Schülerin: Lieber auf die private Lernanstalt? Zur Großansicht
dapd

Schülerin: Lieber auf die private Lernanstalt?

Pisa, Lernstress, Stundenausfall: deutsche Schulen sind längst zur Bildungsdauerbaustelle verkommen. Dass die Zahl der Privatschüler seit 1992 von 4,8 auf heute 7,9 Prozent gestiegen ist, wird allgemein als Flucht vor desaströsen Zuständen dort gewertet.

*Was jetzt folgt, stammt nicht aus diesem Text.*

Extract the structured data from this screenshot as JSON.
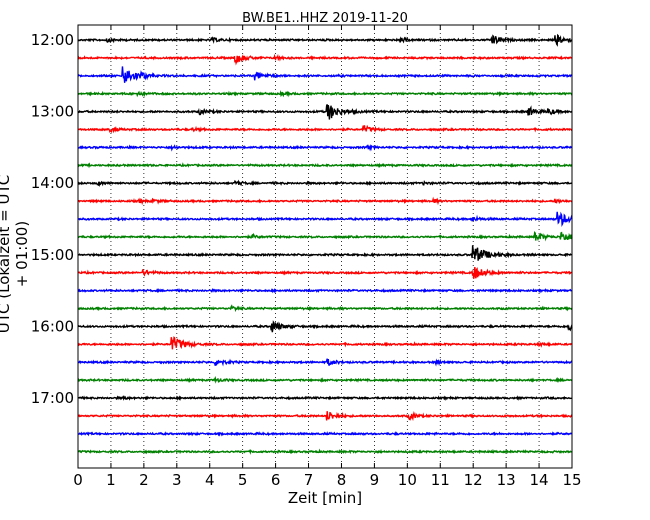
{
  "chart_data": {
    "type": "line",
    "title": "BW.BE1..HHZ 2019-11-20",
    "xlabel": "Zeit  [min]",
    "ylabel": "UTC (Lokalzeit = UTC + 01:00)",
    "xlim": [
      0,
      15
    ],
    "x_ticks": [
      "0",
      "1",
      "2",
      "3",
      "4",
      "5",
      "6",
      "7",
      "8",
      "9",
      "10",
      "11",
      "12",
      "13",
      "14",
      "15"
    ],
    "y_ticks": [
      {
        "row": 0,
        "label": "12:00"
      },
      {
        "row": 4,
        "label": "13:00"
      },
      {
        "row": 8,
        "label": "14:00"
      },
      {
        "row": 12,
        "label": "15:00"
      },
      {
        "row": 16,
        "label": "16:00"
      },
      {
        "row": 20,
        "label": "17:00"
      }
    ],
    "grid": "vertical-dotted",
    "row_minutes": 15,
    "row_colors": [
      "#000000",
      "#ff0000",
      "#0000ff",
      "#008000"
    ],
    "traces": [
      {
        "start": "12:00",
        "events": [
          {
            "t": 0.9,
            "amp": 0.5
          },
          {
            "t": 4.1,
            "amp": 0.4
          },
          {
            "t": 9.8,
            "amp": 0.5
          },
          {
            "t": 12.6,
            "amp": 1.0
          },
          {
            "t": 14.5,
            "amp": 1.2
          }
        ]
      },
      {
        "start": "12:15",
        "events": [
          {
            "t": 4.8,
            "amp": 1.1
          },
          {
            "t": 6.0,
            "amp": 0.35
          }
        ]
      },
      {
        "start": "12:30",
        "events": [
          {
            "t": 1.4,
            "amp": 2.0
          },
          {
            "t": 1.9,
            "amp": 0.4
          },
          {
            "t": 5.4,
            "amp": 0.9
          }
        ]
      },
      {
        "start": "12:45",
        "events": [
          {
            "t": 1.8,
            "amp": 0.5
          },
          {
            "t": 6.2,
            "amp": 0.3
          }
        ]
      },
      {
        "start": "13:00",
        "events": [
          {
            "t": 3.7,
            "amp": 0.6
          },
          {
            "t": 7.6,
            "amp": 1.9
          },
          {
            "t": 13.7,
            "amp": 0.9
          },
          {
            "t": 14.3,
            "amp": 0.6
          }
        ]
      },
      {
        "start": "13:15",
        "events": [
          {
            "t": 1.0,
            "amp": 0.5
          },
          {
            "t": 3.5,
            "amp": 0.3
          },
          {
            "t": 8.7,
            "amp": 0.7
          }
        ]
      },
      {
        "start": "13:30",
        "events": [
          {
            "t": 2.9,
            "amp": 0.3
          },
          {
            "t": 8.8,
            "amp": 0.3
          }
        ]
      },
      {
        "start": "13:45",
        "events": []
      },
      {
        "start": "14:00",
        "events": [
          {
            "t": 0.6,
            "amp": 0.3
          },
          {
            "t": 4.8,
            "amp": 0.4
          },
          {
            "t": 10.5,
            "amp": 0.3
          }
        ]
      },
      {
        "start": "14:15",
        "events": [
          {
            "t": 1.9,
            "amp": 0.3
          },
          {
            "t": 2.3,
            "amp": 0.3
          },
          {
            "t": 10.8,
            "amp": 0.3
          },
          {
            "t": 14.5,
            "amp": 0.4
          }
        ]
      },
      {
        "start": "14:30",
        "events": [
          {
            "t": 12.0,
            "amp": 0.5
          },
          {
            "t": 14.6,
            "amp": 1.6
          }
        ]
      },
      {
        "start": "14:45",
        "events": [
          {
            "t": 5.3,
            "amp": 0.4
          },
          {
            "t": 13.9,
            "amp": 1.0
          },
          {
            "t": 14.7,
            "amp": 1.2
          }
        ]
      },
      {
        "start": "15:00",
        "events": [
          {
            "t": 12.0,
            "amp": 2.2
          }
        ]
      },
      {
        "start": "15:15",
        "events": [
          {
            "t": 2.0,
            "amp": 0.6
          },
          {
            "t": 12.0,
            "amp": 1.6
          }
        ]
      },
      {
        "start": "15:30",
        "events": []
      },
      {
        "start": "15:45",
        "events": [
          {
            "t": 4.7,
            "amp": 0.4
          }
        ]
      },
      {
        "start": "16:00",
        "events": [
          {
            "t": 5.9,
            "amp": 1.3
          },
          {
            "t": 14.9,
            "amp": 0.9
          }
        ]
      },
      {
        "start": "16:15",
        "events": [
          {
            "t": 2.85,
            "amp": 1.8
          },
          {
            "t": 14.0,
            "amp": 0.3
          }
        ]
      },
      {
        "start": "16:30",
        "events": [
          {
            "t": 4.2,
            "amp": 0.8
          },
          {
            "t": 7.6,
            "amp": 0.7
          },
          {
            "t": 10.9,
            "amp": 0.3
          }
        ]
      },
      {
        "start": "16:45",
        "events": [
          {
            "t": 4.2,
            "amp": 0.4
          }
        ]
      },
      {
        "start": "17:00",
        "events": [
          {
            "t": 1.4,
            "amp": 0.2
          }
        ]
      },
      {
        "start": "17:15",
        "events": [
          {
            "t": 7.6,
            "amp": 1.0
          },
          {
            "t": 10.1,
            "amp": 0.7
          }
        ]
      },
      {
        "start": "17:30",
        "events": []
      },
      {
        "start": "17:45",
        "events": []
      }
    ]
  }
}
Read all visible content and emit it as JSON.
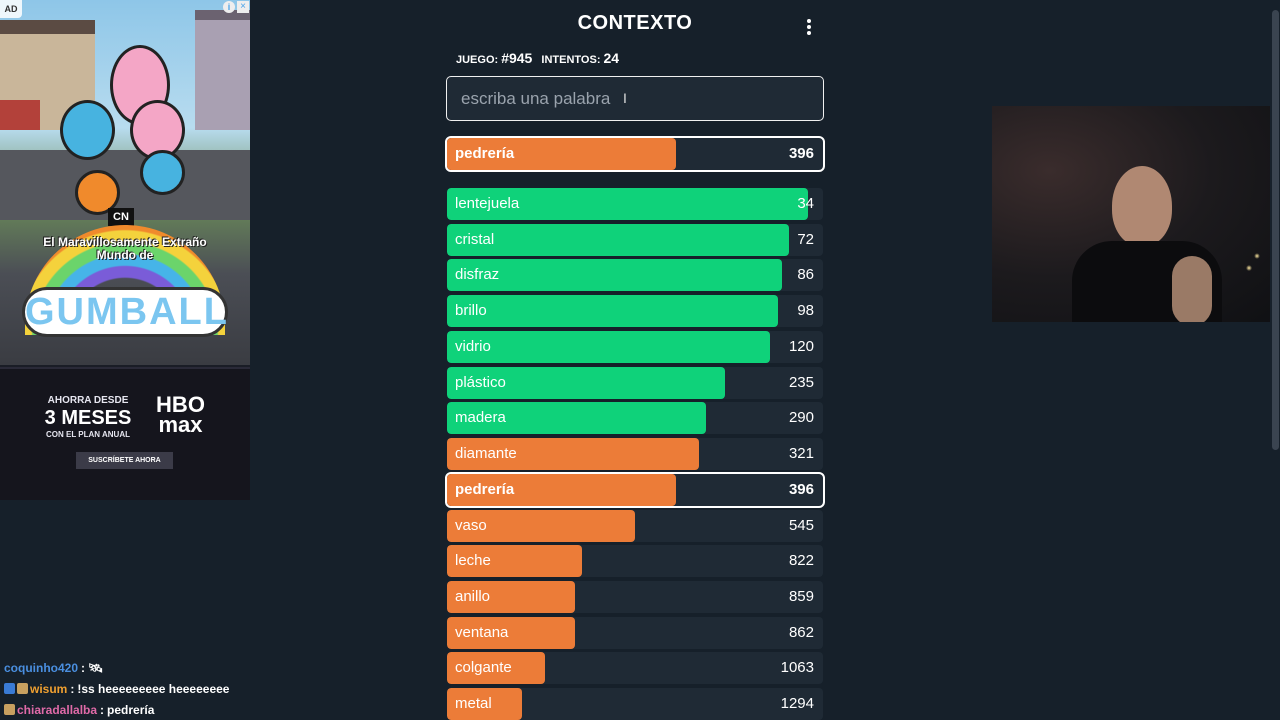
{
  "ad": {
    "badge": "AD",
    "info": "i",
    "close": "×",
    "cn_logo": "CN",
    "subtitle": "El Maravillosamente Extraño Mundo de",
    "show_logo": "GUMBALL",
    "promo_line1": "AHORRA DESDE",
    "promo_line2": "3 MESES",
    "promo_line3": "CON EL PLAN ANUAL",
    "brand": "HBO max",
    "cta": "SUSCRÍBETE AHORA"
  },
  "game": {
    "title": "CONTEXTO",
    "game_label": "JUEGO:",
    "game_number": "#945",
    "attempts_label": "INTENTOS:",
    "attempts": "24",
    "input_placeholder": "escriba una palabra",
    "last_guess": {
      "word": "pedrería",
      "rank": "396"
    },
    "guesses": [
      {
        "word": "lentejuela",
        "rank": "34"
      },
      {
        "word": "cristal",
        "rank": "72"
      },
      {
        "word": "disfraz",
        "rank": "86"
      },
      {
        "word": "brillo",
        "rank": "98"
      },
      {
        "word": "vidrio",
        "rank": "120"
      },
      {
        "word": "plástico",
        "rank": "235"
      },
      {
        "word": "madera",
        "rank": "290"
      },
      {
        "word": "diamante",
        "rank": "321"
      },
      {
        "word": "pedrería",
        "rank": "396"
      },
      {
        "word": "vaso",
        "rank": "545"
      },
      {
        "word": "leche",
        "rank": "822"
      },
      {
        "word": "anillo",
        "rank": "859"
      },
      {
        "word": "ventana",
        "rank": "862"
      },
      {
        "word": "colgante",
        "rank": "1063"
      },
      {
        "word": "metal",
        "rank": "1294"
      }
    ],
    "bar_fill": [
      0.96,
      0.91,
      0.89,
      0.88,
      0.86,
      0.74,
      0.69,
      0.67,
      0.61,
      0.5,
      0.36,
      0.34,
      0.34,
      0.26,
      0.2
    ],
    "last_bar_fill": 0.61,
    "colors": {
      "green": "#0fd27a",
      "orange": "#ec7c38",
      "red": "#f02f52"
    }
  },
  "chat": [
    {
      "user": "coquinho420",
      "user_color": "#4a8fe0",
      "sep": ":",
      "msg": "🛰",
      "icons": []
    },
    {
      "user": "wisum",
      "user_color": "#f0a030",
      "sep": ":",
      "msg": "!ss heeeeeeeee heeeeeeee",
      "icons": [
        "#3a7bd5",
        "#c8a060"
      ]
    },
    {
      "user": "chiaradallalba",
      "user_color": "#e06aa8",
      "sep": ":",
      "msg": "pedrería",
      "icons": [
        "#c8a060"
      ]
    }
  ]
}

Doch wer Privatschulen automatisch mit besserem Unterricht gleichsetzt, hat sich verkalkuliert, sagt Manfred Weiß vom Deutschen Institut für Internationale Pädagogische Forschung (DIPF). Der Bildungsökonom hat für die SPD-nahe Friedrich-Ebert-Stiftung untersucht, was an Privatschulen wirklich besser läuft.

Sein Fazit: nicht viel.

Immer wieder deuten Privatschullobbyisten die steigenden Anmeldezahlen als Indiz für ihr besseres Bildungsangebot. Wer die Berufschancen seiner Kinder verbessern, ihren sozialen Status absichern und den trägen Staatslehrern Beine machen will, der könne das durch die Abkehr von den öffentlichen Schulen tun, heißt es.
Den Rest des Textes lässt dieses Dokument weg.